Image was important to him. He forced his son to wear dress clothes to high school every day in steamy Southern California while classmates wore surfer T-shirts and flip-flops.
“People would say to me, ‘You’re always dressed up,” Reza Ghafoorian said. “And I’d say, ‘Not by choice!’ ”
Concerned about earthquakes, Mohammad Ghafoorian moved his family to the District. The change was also in part because he wanted to live in the country’s seat of power, his son said.
When he arrived in the city, his son and daughter attended George Washington University. Mohammad Ghafoorian rented a house near Georgetown and spent the first year driving around the city each day looking for a property on which to build his dream home.
He found it on Woodland Drive, a large chunk of land with a run-down pink house that once housed the Senegalese Embassy.
He knocked it down and spent four years custom building and decorating his three-story, castle-like home with a circular driveway. He was particular about each detail, even hiring four masonry companies to build and tear down an exterior stone wall until it was to his liking. Now, the outside is carefully landscaped, and the inside is filled with rich wood paneling, rugs from around the world, crystal chandeliers and an extensive art collection.

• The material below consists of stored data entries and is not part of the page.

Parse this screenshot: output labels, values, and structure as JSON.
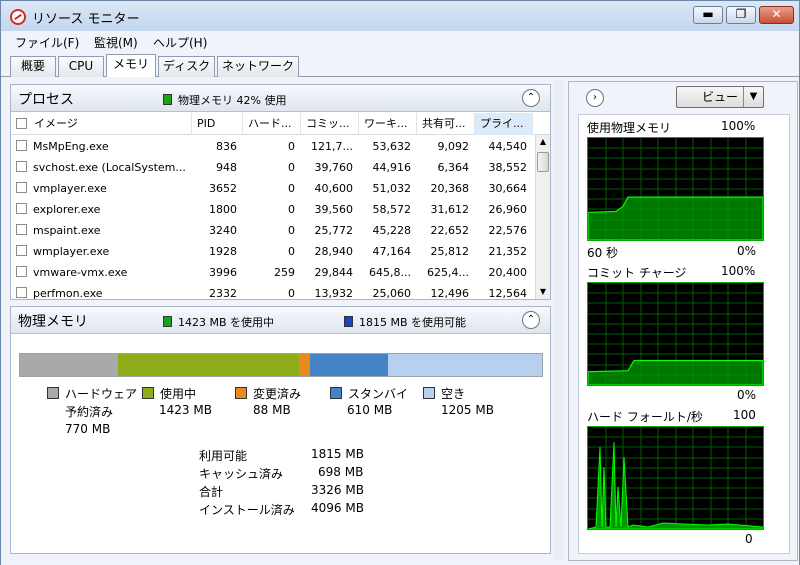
{
  "window": {
    "title": "リソース モニター",
    "min": "▬",
    "max": "❐",
    "close": "✕"
  },
  "menu": [
    "ファイル(F)",
    "監視(M)",
    "ヘルプ(H)"
  ],
  "tabs": [
    "概要",
    "CPU",
    "メモリ",
    "ディスク",
    "ネットワーク"
  ],
  "active_tab": "メモリ",
  "process": {
    "title": "プロセス",
    "summary": "物理メモリ 42% 使用",
    "columns": [
      "イメージ",
      "PID",
      "ハード...",
      "コミッ...",
      "ワーキ...",
      "共有可...",
      "プライ..."
    ],
    "rows": [
      [
        "MsMpEng.exe",
        "836",
        "0",
        "121,7...",
        "53,632",
        "9,092",
        "44,540"
      ],
      [
        "svchost.exe (LocalSystem...",
        "948",
        "0",
        "39,760",
        "44,916",
        "6,364",
        "38,552"
      ],
      [
        "vmplayer.exe",
        "3652",
        "0",
        "40,600",
        "51,032",
        "20,368",
        "30,664"
      ],
      [
        "explorer.exe",
        "1800",
        "0",
        "39,560",
        "58,572",
        "31,612",
        "26,960"
      ],
      [
        "mspaint.exe",
        "3240",
        "0",
        "25,772",
        "45,228",
        "22,652",
        "22,576"
      ],
      [
        "wmplayer.exe",
        "1928",
        "0",
        "28,940",
        "47,164",
        "25,812",
        "21,352"
      ],
      [
        "vmware-vmx.exe",
        "3996",
        "259",
        "29,844",
        "645,8...",
        "625,4...",
        "20,400"
      ],
      [
        "perfmon.exe",
        "2332",
        "0",
        "13,932",
        "25,060",
        "12,496",
        "12,564"
      ]
    ]
  },
  "memory": {
    "title": "物理メモリ",
    "in_use_summary": "1423 MB を使用中",
    "available_summary": "1815 MB を使用可能",
    "segments": [
      {
        "name": "ハードウェア予約済み",
        "mb": 770,
        "color": "#a9a9a9"
      },
      {
        "name": "使用中",
        "mb": 1423,
        "color": "#8fad1b"
      },
      {
        "name": "変更済み",
        "mb": 88,
        "color": "#e98a1d"
      },
      {
        "name": "スタンバイ",
        "mb": 610,
        "color": "#4484c6"
      },
      {
        "name": "空き",
        "mb": 1205,
        "color": "#b7d0ef"
      }
    ],
    "legend": {
      "hw_line1": "ハードウェア",
      "hw_line2": "予約済み",
      "hw_value": "770 MB",
      "inuse_label": "使用中",
      "inuse_value": "1423 MB",
      "modified_label": "変更済み",
      "modified_value": "88 MB",
      "standby_label": "スタンバイ",
      "standby_value": "610 MB",
      "free_label": "空き",
      "free_value": "1205 MB"
    },
    "stats": [
      {
        "label": "利用可能",
        "value": "1815 MB"
      },
      {
        "label": "キャッシュ済み",
        "value": "698 MB"
      },
      {
        "label": "合計",
        "value": "3326 MB"
      },
      {
        "label": "インストール済み",
        "value": "4096 MB"
      }
    ]
  },
  "right": {
    "view_label": "ビュー",
    "graphs": [
      {
        "title": "使用物理メモリ",
        "max": "100%",
        "bottom_left": "60 秒",
        "bottom_right": "0%",
        "level": 0.42
      },
      {
        "title": "コミット チャージ",
        "max": "100%",
        "bottom_left": "",
        "bottom_right": "0%",
        "level": 0.24
      },
      {
        "title": "ハード フォールト/秒",
        "max": "100",
        "bottom_left": "",
        "bottom_right": "0",
        "level": 0.0
      }
    ]
  },
  "colors": {
    "in_use_square": "#1aa31a",
    "available_square": "#1e3fc6",
    "graph_green": "#00ff00"
  }
}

While he could be difficult and demanding, he was unfailingly devoted to his family, abandoning all talk of moving back to Iran after his five grandchildren were born, his son said.
He also had a particular, and often secret, love for animals, his son said. He would find baby squirrels and birds near his home and build them small homes, then bottle-feed them to nurse them back to health.
When he lived in Iran, he had two beloved Great Danes at his home, which was taboo in Iranian culture, his son said. When one of the dogs died, he went to his mosque to pray but ended up crying for days on end.
“He couldn’t say why he was crying, so he’d say he had a death in the family,” his son said, laughing and wiping away tears of sadness. “For weeks, we got flowers to the house.”
In the end, his son said, Mohammad Ghafoorian lived exactly as he pleased, larger-than-life and taking care of those around him.
“He lived like a storm, and a storm took him,” his son said. “I think only a storm like that could take him.”